I don't think the Casey Blake acquisition guarantees October baseball for the dodgers.  There's still a lot of baseball left (58 more games worth).  I think it does guarantee a bit more offensive production from the third base position.  
There is strong speculation that Ned's job is in jeopardy.  Perhaps making the playoffs staves off his axing.  I don't know if anyone or any outcome could seal his fate one way or another, but the calls for his head made me think about the things that the media were complaining about when the dodgers were losing badly and not seeming like they'd be in the hunt for a playoff spot. 
DL'd payroll is a big sore spot.  It's not so focused under the microscope now that some of the DL'd payroll is back on the field and the dodgers are kind of winning. In the case of Andruw Jones, he's back on the field but performing badly.  Nomar was out for most of the season and is now the starting shortstop, but may be injured yet again.  Schmidt hasn't pitched since '07 and only then pitched 25 2/3 innings in a whopping 6 starts.  Loaiza's useless and overpaid rear end spent some titme on the DL before being DFA'd.  He's now unemployed, but he can still roll around in the 7.5 million dollars he's still getting paid by the dodgers.  I think they'll still have to pay 375 grand to buy out his '09 option.  Furcal, the straw that stirred the dodgers' offense drink is sidelined with no timetable to return in the walk year of his three year contract.  I don't think anyone is really mad at Ned for that signing.  The payroll of this season's team is huge...bloated even with a lot of it not playing.

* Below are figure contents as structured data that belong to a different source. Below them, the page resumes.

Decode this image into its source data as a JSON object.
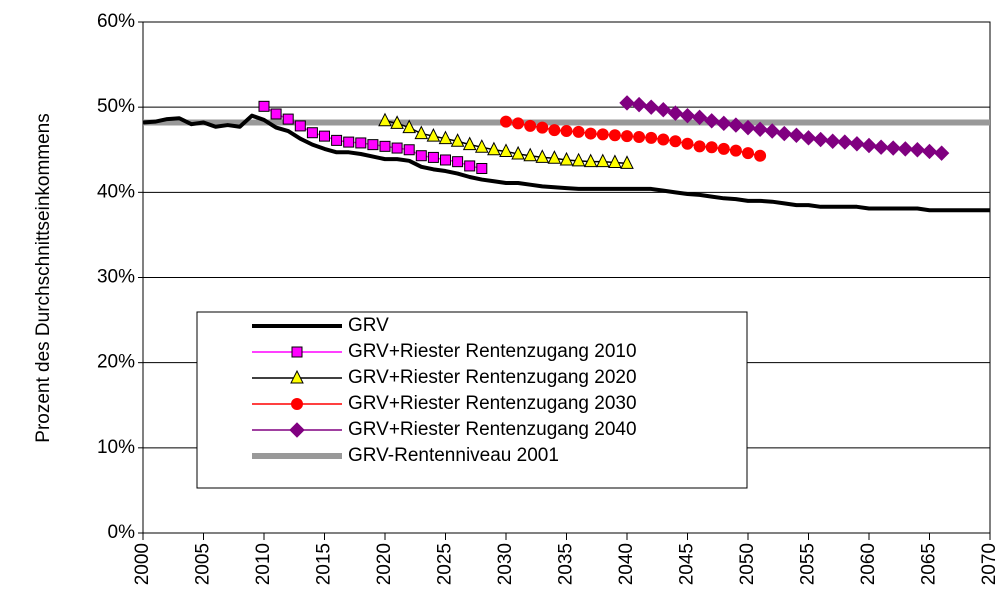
{
  "chart_data": {
    "type": "line",
    "y_label": "Prozent des Durchschnittseinkommens",
    "xlim": [
      2000,
      2070
    ],
    "xticks": [
      2000,
      2005,
      2010,
      2015,
      2020,
      2025,
      2030,
      2035,
      2040,
      2045,
      2050,
      2055,
      2060,
      2065,
      2070
    ],
    "ylim": [
      0,
      60
    ],
    "yticks": [
      {
        "value": 0,
        "label": "0%"
      },
      {
        "value": 10,
        "label": "10%"
      },
      {
        "value": 20,
        "label": "20%"
      },
      {
        "value": 30,
        "label": "30%"
      },
      {
        "value": 40,
        "label": "40%"
      },
      {
        "value": 50,
        "label": "50%"
      },
      {
        "value": 60,
        "label": "60%"
      }
    ],
    "grid": true,
    "legend": "lower-left",
    "series": [
      {
        "name": "GRV",
        "color": "#000000",
        "marker": "none",
        "linestyle": "bold",
        "x": [
          2000,
          2001,
          2002,
          2003,
          2004,
          2005,
          2006,
          2007,
          2008,
          2009,
          2010,
          2011,
          2012,
          2013,
          2014,
          2015,
          2016,
          2017,
          2018,
          2019,
          2020,
          2021,
          2022,
          2023,
          2024,
          2025,
          2026,
          2027,
          2028,
          2029,
          2030,
          2031,
          2032,
          2033,
          2034,
          2035,
          2036,
          2037,
          2038,
          2039,
          2040,
          2041,
          2042,
          2043,
          2044,
          2045,
          2046,
          2047,
          2048,
          2049,
          2050,
          2051,
          2052,
          2053,
          2054,
          2055,
          2056,
          2057,
          2058,
          2059,
          2060,
          2061,
          2062,
          2063,
          2064,
          2065,
          2066,
          2067,
          2068,
          2069,
          2070
        ],
        "values": [
          48.2,
          48.3,
          48.6,
          48.7,
          48.0,
          48.2,
          47.7,
          47.9,
          47.7,
          49.0,
          48.5,
          47.6,
          47.2,
          46.3,
          45.6,
          45.1,
          44.7,
          44.7,
          44.5,
          44.2,
          43.9,
          43.9,
          43.7,
          43.0,
          42.7,
          42.5,
          42.2,
          41.8,
          41.5,
          41.3,
          41.1,
          41.1,
          40.9,
          40.7,
          40.6,
          40.5,
          40.4,
          40.4,
          40.4,
          40.4,
          40.4,
          40.4,
          40.4,
          40.2,
          40.0,
          39.8,
          39.7,
          39.5,
          39.3,
          39.2,
          39.0,
          39.0,
          38.9,
          38.7,
          38.5,
          38.5,
          38.3,
          38.3,
          38.3,
          38.3,
          38.1,
          38.1,
          38.1,
          38.1,
          38.1,
          37.9,
          37.9,
          37.9,
          37.9,
          37.9,
          37.9
        ]
      },
      {
        "name": "GRV+Riester Rentenzugang 2010",
        "color": "#ff00ff",
        "marker": "square",
        "linestyle": "normal",
        "x": [
          2010,
          2011,
          2012,
          2013,
          2014,
          2015,
          2016,
          2017,
          2018,
          2019,
          2020,
          2021,
          2022,
          2023,
          2024,
          2025,
          2026,
          2027,
          2028
        ],
        "values": [
          50.1,
          49.2,
          48.6,
          47.8,
          47.0,
          46.6,
          46.1,
          45.9,
          45.8,
          45.6,
          45.4,
          45.2,
          45.0,
          44.3,
          44.1,
          43.8,
          43.6,
          43.1,
          42.8
        ]
      },
      {
        "name": "GRV+Riester Rentenzugang 2020",
        "color": "#000000",
        "marker_color": "#ffff00",
        "marker": "triangle",
        "linestyle": "normal",
        "x": [
          2020,
          2021,
          2022,
          2023,
          2024,
          2025,
          2026,
          2027,
          2028,
          2029,
          2030,
          2031,
          2032,
          2033,
          2034,
          2035,
          2036,
          2037,
          2038,
          2039,
          2040
        ],
        "values": [
          48.4,
          48.1,
          47.6,
          46.9,
          46.6,
          46.3,
          46.0,
          45.6,
          45.3,
          45.0,
          44.8,
          44.5,
          44.3,
          44.1,
          44.0,
          43.8,
          43.7,
          43.6,
          43.6,
          43.5,
          43.4
        ]
      },
      {
        "name": "GRV+Riester Rentenzugang 2030",
        "color": "#ff0000",
        "marker": "circle",
        "linestyle": "normal",
        "x": [
          2030,
          2031,
          2032,
          2033,
          2034,
          2035,
          2036,
          2037,
          2038,
          2039,
          2040,
          2041,
          2042,
          2043,
          2044,
          2045,
          2046,
          2047,
          2048,
          2049,
          2050,
          2051
        ],
        "values": [
          48.3,
          48.1,
          47.8,
          47.6,
          47.3,
          47.2,
          47.1,
          46.9,
          46.8,
          46.7,
          46.6,
          46.5,
          46.4,
          46.2,
          46.0,
          45.7,
          45.4,
          45.3,
          45.1,
          44.9,
          44.6,
          44.3
        ]
      },
      {
        "name": "GRV+Riester Rentenzugang 2040",
        "color": "#800080",
        "marker": "diamond",
        "linestyle": "normal",
        "x": [
          2040,
          2041,
          2042,
          2043,
          2044,
          2045,
          2046,
          2047,
          2048,
          2049,
          2050,
          2051,
          2052,
          2053,
          2054,
          2055,
          2056,
          2057,
          2058,
          2059,
          2060,
          2061,
          2062,
          2063,
          2064,
          2065,
          2066
        ],
        "values": [
          50.5,
          50.3,
          50.0,
          49.7,
          49.3,
          49.0,
          48.8,
          48.4,
          48.1,
          47.9,
          47.6,
          47.4,
          47.2,
          46.9,
          46.7,
          46.4,
          46.2,
          46.0,
          45.9,
          45.7,
          45.5,
          45.3,
          45.2,
          45.1,
          45.0,
          44.8,
          44.6
        ]
      },
      {
        "name": "GRV-Rentenniveau 2001",
        "color": "#999999",
        "marker": "none",
        "linestyle": "band",
        "x": [
          2000,
          2070
        ],
        "values": [
          48.2,
          48.2
        ]
      }
    ]
  }
}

So how is the team set up for the future should things not work out this year?  How bad is this GM at cutting the hamstrings of the team's future?  Surprisingly not that bad.  There is only about 65 million in guaranteed salary, bonus payouts, and options to be paid out for '09 and about 35 million for 2010.  Those numbers don't include pay raises for the younger players that are pre-arbitration or are arbitration eligible.  The team seems pretty flexible going forward. Andruw Jones and Jason Schmidt are the biggest ticket items in the '09 salary basket followed by Kuroda, Pierre, and Penny.  Free agents are risky business.  They don't all work out.  Ask other big market teams like the Mets and Yankees.  Assuming McCourt is comfortable with about 110 million payroll or less for a "contending" team, Colletti's commitments in '09 and '10 don't make his free agent signing failures don't seem crippling enough to hurt the team's ability to add star, in prime, talent to their awesome, emerging nucleus of young players.  Whether or not it causes McCourt to fire Colletti is another matter.  I can't guarantee Colletti's job either way for reasons unrelated to how many McCourt dollars are being paid to people rehabbing injuries.